Wednesday, December 19, 2012

Faith: Principle of Power

Reading:   Lectures on Faith: Lecture First

The lectures on Faith were classes of instruction given "... On the Doctrine of the Church of Jesus Christ of Latter-day Saints, originally delivered before a Class of the Elders, in Kirtland, Ohio."

I will place that little intro at the beginning of each of the next seven blogs pertaining to the seven lectures on faith.  In the first of these lectures, the brethren pound in the fact that nothing can progress without faith; every action is a work in faith.  Basically, from the simplest task, waking up in the morning and walking to the bathroom, to the grandest of actions, moving a mountain, faith is the power that makes things happen.

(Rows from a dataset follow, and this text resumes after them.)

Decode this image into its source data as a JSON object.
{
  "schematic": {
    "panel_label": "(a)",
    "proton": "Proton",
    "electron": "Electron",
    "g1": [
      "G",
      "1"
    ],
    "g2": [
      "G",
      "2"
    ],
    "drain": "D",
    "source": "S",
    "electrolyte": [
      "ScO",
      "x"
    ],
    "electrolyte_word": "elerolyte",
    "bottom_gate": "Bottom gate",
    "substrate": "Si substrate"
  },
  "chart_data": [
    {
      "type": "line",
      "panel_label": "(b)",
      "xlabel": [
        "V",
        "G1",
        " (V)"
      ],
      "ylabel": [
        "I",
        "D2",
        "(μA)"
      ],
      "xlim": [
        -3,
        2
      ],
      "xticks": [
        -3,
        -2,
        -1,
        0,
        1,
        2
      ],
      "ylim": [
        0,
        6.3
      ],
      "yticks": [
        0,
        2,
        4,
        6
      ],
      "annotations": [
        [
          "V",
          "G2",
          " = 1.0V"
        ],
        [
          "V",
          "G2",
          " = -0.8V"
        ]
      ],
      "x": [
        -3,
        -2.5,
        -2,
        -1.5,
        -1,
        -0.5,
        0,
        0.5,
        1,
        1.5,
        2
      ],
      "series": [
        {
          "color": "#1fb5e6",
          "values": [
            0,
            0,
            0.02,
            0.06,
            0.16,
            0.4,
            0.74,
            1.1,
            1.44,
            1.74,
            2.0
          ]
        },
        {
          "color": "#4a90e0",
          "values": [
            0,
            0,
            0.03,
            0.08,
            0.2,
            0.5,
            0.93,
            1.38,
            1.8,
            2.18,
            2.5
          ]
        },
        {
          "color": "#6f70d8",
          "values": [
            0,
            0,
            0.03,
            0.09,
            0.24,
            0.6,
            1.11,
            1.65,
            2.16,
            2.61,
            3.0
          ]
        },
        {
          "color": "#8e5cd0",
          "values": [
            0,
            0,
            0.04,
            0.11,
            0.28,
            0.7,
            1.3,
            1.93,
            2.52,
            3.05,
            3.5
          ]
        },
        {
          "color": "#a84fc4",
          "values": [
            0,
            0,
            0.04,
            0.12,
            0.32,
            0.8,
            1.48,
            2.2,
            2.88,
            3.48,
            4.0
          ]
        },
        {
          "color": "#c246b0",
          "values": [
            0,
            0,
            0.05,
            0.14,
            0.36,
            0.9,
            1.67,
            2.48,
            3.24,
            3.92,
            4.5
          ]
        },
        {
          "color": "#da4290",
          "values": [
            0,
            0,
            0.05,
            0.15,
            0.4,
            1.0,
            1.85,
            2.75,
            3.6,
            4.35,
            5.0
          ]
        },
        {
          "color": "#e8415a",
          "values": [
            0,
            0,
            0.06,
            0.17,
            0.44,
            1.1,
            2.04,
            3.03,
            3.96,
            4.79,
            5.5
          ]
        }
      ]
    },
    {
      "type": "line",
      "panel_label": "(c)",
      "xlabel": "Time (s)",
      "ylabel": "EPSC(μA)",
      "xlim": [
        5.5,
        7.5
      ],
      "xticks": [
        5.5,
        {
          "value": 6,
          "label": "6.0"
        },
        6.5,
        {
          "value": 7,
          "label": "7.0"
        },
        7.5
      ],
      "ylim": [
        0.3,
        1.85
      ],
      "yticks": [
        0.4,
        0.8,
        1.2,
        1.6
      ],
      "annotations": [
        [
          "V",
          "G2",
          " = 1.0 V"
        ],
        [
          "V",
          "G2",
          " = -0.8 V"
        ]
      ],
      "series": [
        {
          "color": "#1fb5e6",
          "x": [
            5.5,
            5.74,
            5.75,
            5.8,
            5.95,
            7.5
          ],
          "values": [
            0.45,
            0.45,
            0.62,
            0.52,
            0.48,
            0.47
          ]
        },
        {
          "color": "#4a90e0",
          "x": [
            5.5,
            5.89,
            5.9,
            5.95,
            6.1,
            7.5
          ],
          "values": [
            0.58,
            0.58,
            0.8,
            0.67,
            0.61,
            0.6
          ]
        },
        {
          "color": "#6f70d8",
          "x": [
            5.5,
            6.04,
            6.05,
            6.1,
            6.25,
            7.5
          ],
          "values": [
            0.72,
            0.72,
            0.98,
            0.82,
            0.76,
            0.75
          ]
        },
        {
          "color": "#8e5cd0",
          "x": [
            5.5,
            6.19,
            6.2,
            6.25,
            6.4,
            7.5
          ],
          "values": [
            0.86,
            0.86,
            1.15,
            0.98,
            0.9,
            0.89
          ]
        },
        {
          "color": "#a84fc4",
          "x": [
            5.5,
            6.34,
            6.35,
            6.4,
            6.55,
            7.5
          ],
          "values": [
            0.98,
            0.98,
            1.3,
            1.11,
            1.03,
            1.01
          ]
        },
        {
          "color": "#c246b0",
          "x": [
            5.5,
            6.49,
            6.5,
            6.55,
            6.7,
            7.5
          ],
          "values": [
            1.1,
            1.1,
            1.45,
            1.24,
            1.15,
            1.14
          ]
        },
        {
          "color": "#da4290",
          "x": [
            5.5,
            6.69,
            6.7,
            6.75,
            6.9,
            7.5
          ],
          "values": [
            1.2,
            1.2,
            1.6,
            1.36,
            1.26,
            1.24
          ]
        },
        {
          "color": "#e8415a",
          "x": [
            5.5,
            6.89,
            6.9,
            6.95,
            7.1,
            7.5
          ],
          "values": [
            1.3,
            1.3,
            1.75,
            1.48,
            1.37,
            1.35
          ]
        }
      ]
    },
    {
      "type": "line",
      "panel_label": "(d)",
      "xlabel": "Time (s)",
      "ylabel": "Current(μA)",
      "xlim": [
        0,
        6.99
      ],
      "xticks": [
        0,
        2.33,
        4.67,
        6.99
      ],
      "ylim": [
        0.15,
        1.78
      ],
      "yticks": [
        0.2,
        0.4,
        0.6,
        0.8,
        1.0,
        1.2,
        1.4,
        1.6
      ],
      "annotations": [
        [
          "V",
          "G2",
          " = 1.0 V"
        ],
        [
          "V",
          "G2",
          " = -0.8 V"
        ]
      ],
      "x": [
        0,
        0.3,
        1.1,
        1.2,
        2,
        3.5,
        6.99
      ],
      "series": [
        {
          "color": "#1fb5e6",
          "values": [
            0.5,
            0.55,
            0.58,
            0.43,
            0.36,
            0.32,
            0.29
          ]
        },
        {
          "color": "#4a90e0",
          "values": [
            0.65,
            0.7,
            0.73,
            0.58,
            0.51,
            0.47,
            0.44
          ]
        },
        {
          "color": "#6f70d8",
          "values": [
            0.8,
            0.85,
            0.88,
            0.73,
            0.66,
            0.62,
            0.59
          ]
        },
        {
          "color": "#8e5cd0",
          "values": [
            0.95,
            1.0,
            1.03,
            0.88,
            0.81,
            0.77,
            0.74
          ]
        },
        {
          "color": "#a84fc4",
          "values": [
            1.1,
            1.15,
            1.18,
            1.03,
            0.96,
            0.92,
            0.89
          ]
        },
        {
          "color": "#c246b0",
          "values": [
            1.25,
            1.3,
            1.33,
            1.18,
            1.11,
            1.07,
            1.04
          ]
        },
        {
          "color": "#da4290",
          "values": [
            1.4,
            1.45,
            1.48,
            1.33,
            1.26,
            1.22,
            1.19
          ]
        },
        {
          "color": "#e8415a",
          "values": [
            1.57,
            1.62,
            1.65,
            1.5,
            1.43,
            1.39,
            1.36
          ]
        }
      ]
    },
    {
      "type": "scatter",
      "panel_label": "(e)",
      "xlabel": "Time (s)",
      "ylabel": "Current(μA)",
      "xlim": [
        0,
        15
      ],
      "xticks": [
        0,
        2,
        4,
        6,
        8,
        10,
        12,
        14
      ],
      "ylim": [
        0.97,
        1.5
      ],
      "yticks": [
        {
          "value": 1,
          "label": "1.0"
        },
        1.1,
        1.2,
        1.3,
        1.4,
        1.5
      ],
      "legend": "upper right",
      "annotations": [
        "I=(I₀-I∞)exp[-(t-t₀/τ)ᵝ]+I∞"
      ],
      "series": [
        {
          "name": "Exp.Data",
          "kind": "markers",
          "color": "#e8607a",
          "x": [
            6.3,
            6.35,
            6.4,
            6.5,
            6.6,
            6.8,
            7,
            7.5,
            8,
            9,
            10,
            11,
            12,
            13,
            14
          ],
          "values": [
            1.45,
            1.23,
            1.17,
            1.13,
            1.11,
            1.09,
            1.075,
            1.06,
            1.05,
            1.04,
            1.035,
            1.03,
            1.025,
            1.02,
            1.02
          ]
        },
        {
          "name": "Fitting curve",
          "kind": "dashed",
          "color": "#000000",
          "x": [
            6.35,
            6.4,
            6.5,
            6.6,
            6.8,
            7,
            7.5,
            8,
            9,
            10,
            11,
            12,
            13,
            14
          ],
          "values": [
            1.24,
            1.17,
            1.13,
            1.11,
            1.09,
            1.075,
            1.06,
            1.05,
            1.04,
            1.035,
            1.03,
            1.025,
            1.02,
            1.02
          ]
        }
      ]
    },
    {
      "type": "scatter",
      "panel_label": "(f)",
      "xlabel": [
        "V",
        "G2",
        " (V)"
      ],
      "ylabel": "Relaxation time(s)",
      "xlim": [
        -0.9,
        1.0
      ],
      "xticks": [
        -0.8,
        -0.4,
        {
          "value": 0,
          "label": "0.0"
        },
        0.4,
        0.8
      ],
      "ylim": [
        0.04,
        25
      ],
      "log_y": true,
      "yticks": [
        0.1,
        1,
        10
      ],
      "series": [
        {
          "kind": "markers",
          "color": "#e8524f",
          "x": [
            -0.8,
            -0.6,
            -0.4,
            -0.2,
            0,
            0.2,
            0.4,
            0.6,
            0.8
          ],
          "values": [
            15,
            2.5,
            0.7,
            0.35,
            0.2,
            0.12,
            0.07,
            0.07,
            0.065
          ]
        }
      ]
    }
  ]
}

Yes, waking up and walking to the bathroom is an automatic action that takes little thought but it takes little thought because we do it all the time - we inherently have faith that our legs will work and our mind will guide us accordingly.  Break down your day, your normal practices, and try to isolate an action that does not take habitual faith to achieve. We do something ten times, a hundred times, thousands of times and yet each action started somewhere with an act of faith, muscle memory forms and the once impossible task is done habitually, easily, without any reflection on faith.  Moving mountains can be as easy if we, like the brother of Jared, practice our faith and doubt not the power of God.

LECTURE FIRST (Paragraph 24)

24. Faith, then, is the first great governing principle which has power, dominion, and authority over all things; by it they exist, by it they are upheld, by it they are changed, or by it they remain, agreeable to the will of God. Without it there is no power, and without power there could be no creation nor existence! 

Practicing faith isn't easy, I mean I don't believe I can jump right into moving a mountain (see...already I'm showing a lack of faith?  If I believe in God, why could I not move a mountain right now, hmmmm), anyway I need to start being more aware of all the aspects of faith at work in my life and then build from there.  I do have faith but tend to stretch my own abilities, abilities I now understand to have earned through faith, before asking humbly for help.

Acknowledging all actions as acts of faith, as power gained through faithful exertion and practice, I do believe I will gain a stronger testimony of our Savior and gain a personal witness of my potential as a celestial being.